Até o momento, os ministros haviam decidido por restaurar a rigidez da norma e invalidar mudanças nos seguintes pontos:

  • perda de mandato: pela lei nova, o prazo de 8 anos começava a contar a partir da decisão de perda do cargo. Com o voto da ministra, volta a regra anterior: a inelegibilidade alcança o período restante do mandato somado aos 8 anos após o fim da legislatura;
  • renúncia para evitar cassação: a regra atual (LC 219) iniciava os 8 anos de punição a partir da data da renúncia. O voto de Cármen Lúcia propõe retornar ao modelo antigo, no qual a contagem considera o período remanescente do mandato mais 8 anos;
  • condenações criminais e improbidade: a ministra questiona as novas regras que alteraram marcos iniciais para contagens de prazos em condenações criminais e por improbidade administrativa, defendendo que a Justiça deve seguir os critérios anteriores, mais rigorosos.

A decisão foi tomada na ADI (Ação Direta de Inconstitucionalidade) 7.881, apresentada pela Rede Sustentabilidade contra a Lei Complementar 219 de 2025. A norma teve origem no PLP 192 de 2023 e alterou prazos de duração e marcos de contagem de inelegibilidade.

Com o pedido de vista, aumenta a possibilidade de o julgamento ser levado ao plenário físico. Ainda não há data para a retomada da análise. Pelo regimento do Supremo, o ministro tem até 90 dias para devolver o processo; depois desse prazo, os autos ficam automaticamente liberados para julgamento.

O QUE ESTÁ EM JOGO

O julgamento pode influenciar as eleições de 2026, porque a decisão do STF definirá quais regras deverão ser aplicadas pela Justiça Eleitoral na análise dos registros de candidatura.
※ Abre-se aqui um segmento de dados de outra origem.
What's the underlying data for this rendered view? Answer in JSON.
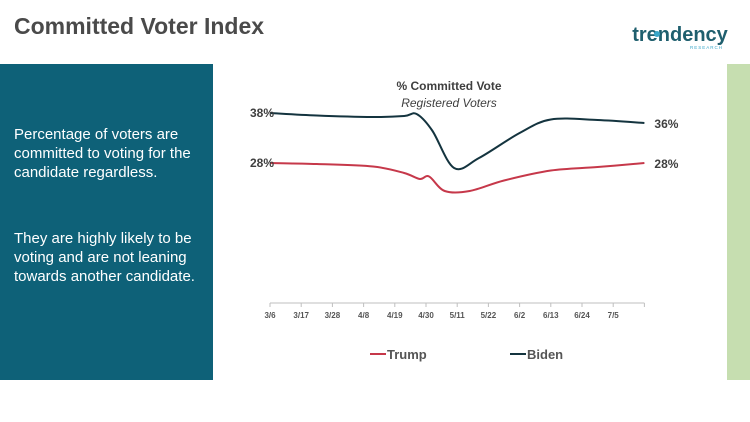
{
  "slide": {
    "title": "Committed Voter Index"
  },
  "logo": {
    "text": "trendency",
    "subtext": "RESEARCH",
    "colors": {
      "text": "#1f5f6e",
      "accent": "#3aa7c9"
    }
  },
  "panel": {
    "paragraph1": "Percentage of voters are committed to voting for the candidate regardless.",
    "paragraph2": "They are highly likely to be voting and are not leaning towards another candidate."
  },
  "colors": {
    "panel": "#0e6178",
    "side_bar": "#c6deb0",
    "title": "#4a4a4a",
    "trump": "#c6384a",
    "biden": "#14343f"
  },
  "chart_data": {
    "type": "line",
    "title": "% Committed Vote",
    "subtitle": "Registered Voters",
    "xlabel": "",
    "ylabel": "",
    "categories": [
      "3/6",
      "3/17",
      "3/28",
      "4/8",
      "4/19",
      "4/30",
      "5/11",
      "5/22",
      "6/2",
      "6/13",
      "6/24",
      "7/5"
    ],
    "ylim": [
      0,
      50
    ],
    "y_axis_visible": false,
    "grid": false,
    "legend_position": "bottom",
    "series": [
      {
        "name": "Trump",
        "color": "#c6384a",
        "points": [
          [
            0,
            28
          ],
          [
            1.5,
            27.8
          ],
          [
            3.3,
            27.3
          ],
          [
            4.3,
            26
          ],
          [
            4.8,
            24.8
          ],
          [
            5.1,
            25.3
          ],
          [
            5.6,
            22.4
          ],
          [
            6.4,
            22.4
          ],
          [
            7.5,
            24.5
          ],
          [
            9,
            26.5
          ],
          [
            10.5,
            27.2
          ],
          [
            12,
            28
          ]
        ],
        "start_label": "28%",
        "end_label": "28%"
      },
      {
        "name": "Biden",
        "color": "#14343f",
        "points": [
          [
            0,
            38
          ],
          [
            1.5,
            37.5
          ],
          [
            3.3,
            37.2
          ],
          [
            4.3,
            37.4
          ],
          [
            4.7,
            37.8
          ],
          [
            5.2,
            34.5
          ],
          [
            5.9,
            27
          ],
          [
            6.7,
            29
          ],
          [
            8,
            34
          ],
          [
            9,
            36.7
          ],
          [
            10.5,
            36.6
          ],
          [
            12,
            36
          ]
        ],
        "start_label": "38%",
        "end_label": "36%"
      }
    ]
  }
}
Se o Supremo mantiver a lei aprovada pelo Congresso, políticos hoje impedidos de concorrer poderão tentar aplicar a contagem mais favorável dos prazos de inelegibilidade. Se prevalecerem os votos de Cármen Lúcia e Fux, parte das mudanças será derrubada e a Justiça Eleitoral deverá seguir regras mais rígidas. 

O julgamento pode afetar a situação de nomes como Eduardo Cunha, Anthony Garotinho e José Roberto Arruda, que tentam voltar às urnas em 2026.
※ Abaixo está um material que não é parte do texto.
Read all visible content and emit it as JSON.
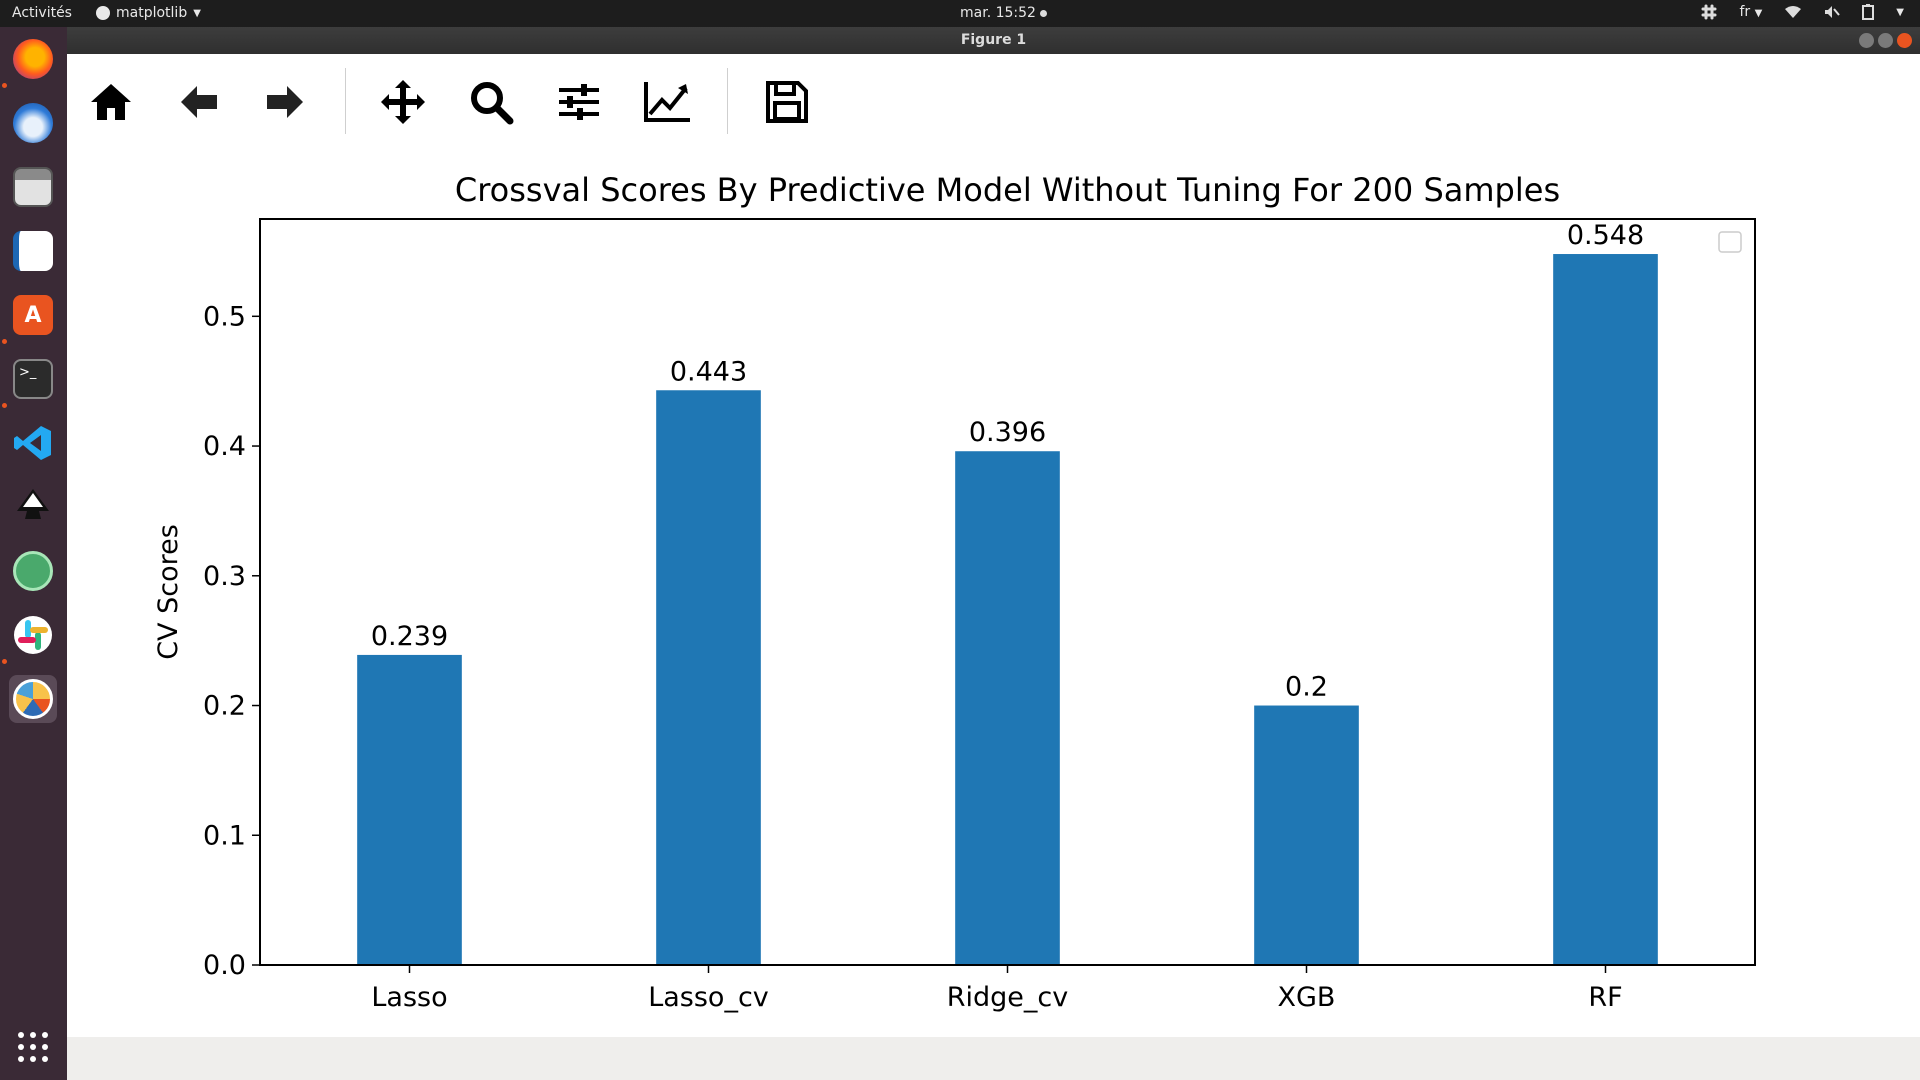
{
  "topbar": {
    "activities": "Activités",
    "app_name": "matplotlib",
    "clock": "mar. 15:52",
    "language": "fr"
  },
  "window": {
    "title": "Figure 1"
  },
  "toolbar": {
    "buttons": [
      "home-icon",
      "back-icon",
      "forward-icon",
      "pan-icon",
      "zoom-icon",
      "configure-subplots-icon",
      "edit-axis-icon",
      "save-icon"
    ]
  },
  "dock": {
    "apps": [
      "firefox",
      "thunderbird",
      "files",
      "libreoffice-writer",
      "ubuntu-software",
      "terminal",
      "vscode",
      "inkscape",
      "atom",
      "slack",
      "matplotlib-figure"
    ]
  },
  "colors": {
    "bar": "#1f77b4",
    "accent": "#e95420"
  },
  "chart_data": {
    "type": "bar",
    "title": "Crossval Scores By Predictive Model Without Tuning For 200 Samples",
    "xlabel": "",
    "ylabel": "CV Scores",
    "categories": [
      "Lasso",
      "Lasso_cv",
      "Ridge_cv",
      "XGB",
      "RF"
    ],
    "values": [
      0.239,
      0.443,
      0.396,
      0.2,
      0.548
    ],
    "value_labels": [
      "0.239",
      "0.443",
      "0.396",
      "0.2",
      "0.548"
    ],
    "yticks": [
      "0.0",
      "0.1",
      "0.2",
      "0.3",
      "0.4",
      "0.5"
    ],
    "ylim": [
      0,
      0.575
    ],
    "grid": false,
    "legend": "top-right (empty)"
  }
}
Cunha teve o mandato de deputado federal cassado em 2016 por quebra de decoro parlamentar. Em 2022, uma decisão liminar do TRF-1 (Tribunal Regional Federal) suspendeu parte da resolução da Câmara que o tornava inelegível e liberou o ex-deputado para disputar as eleições daquele ano. O voto de Cármen Lúcia vai no sentido de restaurar a inelegibilidade de Cunha.

Ex-governador do Rio de Janeiro, Garotinho foi barrado pelo Tribunal Superior Eleitoral nas eleições de 2018, mas teve decisões favoráveis e contrárias nos anos seguintes.
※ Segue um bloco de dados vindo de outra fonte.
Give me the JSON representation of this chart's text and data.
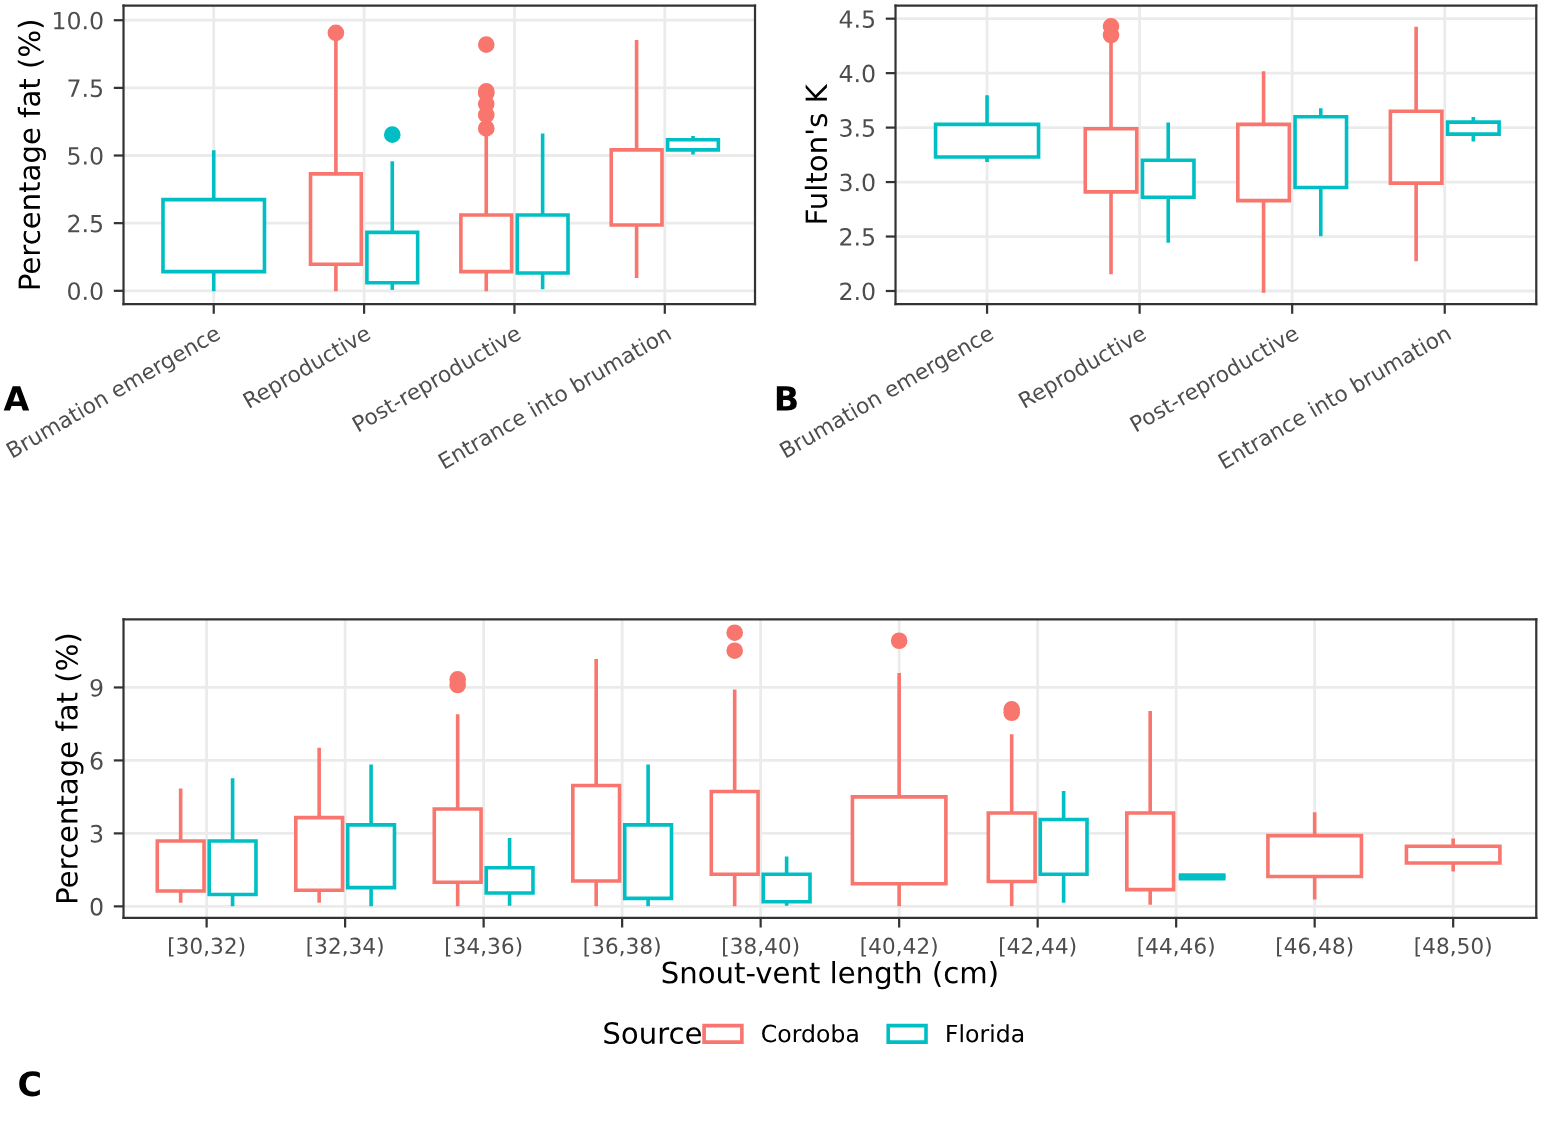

Ex-governador do Distrito Federal, Arruda teve candidaturas barradas pela Justiça Eleitoral em razão de condenações por improbidade administrativa ligadas à operação Caixa de Pandora.

PARTIDOS NA AÇÃO

O STF autorizou partidos e entidades a atuarem no processo como amici curiae —participantes que podem apresentar argumentos técnicos ou institucionais ao Tribunal. Leia a íntegra (PDF — 202 kB).

Foram autorizados a participar da ação como amici curiae:

  • Movimento de Combate à Corrupção Eleitoral;
  • União Brasil;
  • Instituto Não Aceito Corrupção;
  • Instituto Mais Cidadania;
  • Solidariedade;
  • Partido Liberal;
  • Conferência Nacional dos Bispos do Brasil;
  • Instituto de Direito Partidário e Político;
  • Instituto de Advocacia Racial e Ambiental;
  • Movimento Negro Unificado;
  • Federação Nacional das Associações Quilombolas.

A relatora negou o ingresso da Federação Nacional dos Advogados. Segundo Cármen, o pedido foi apresentado depois da inclusão da ação na pauta de julgamento do plenário virtual do Supremo.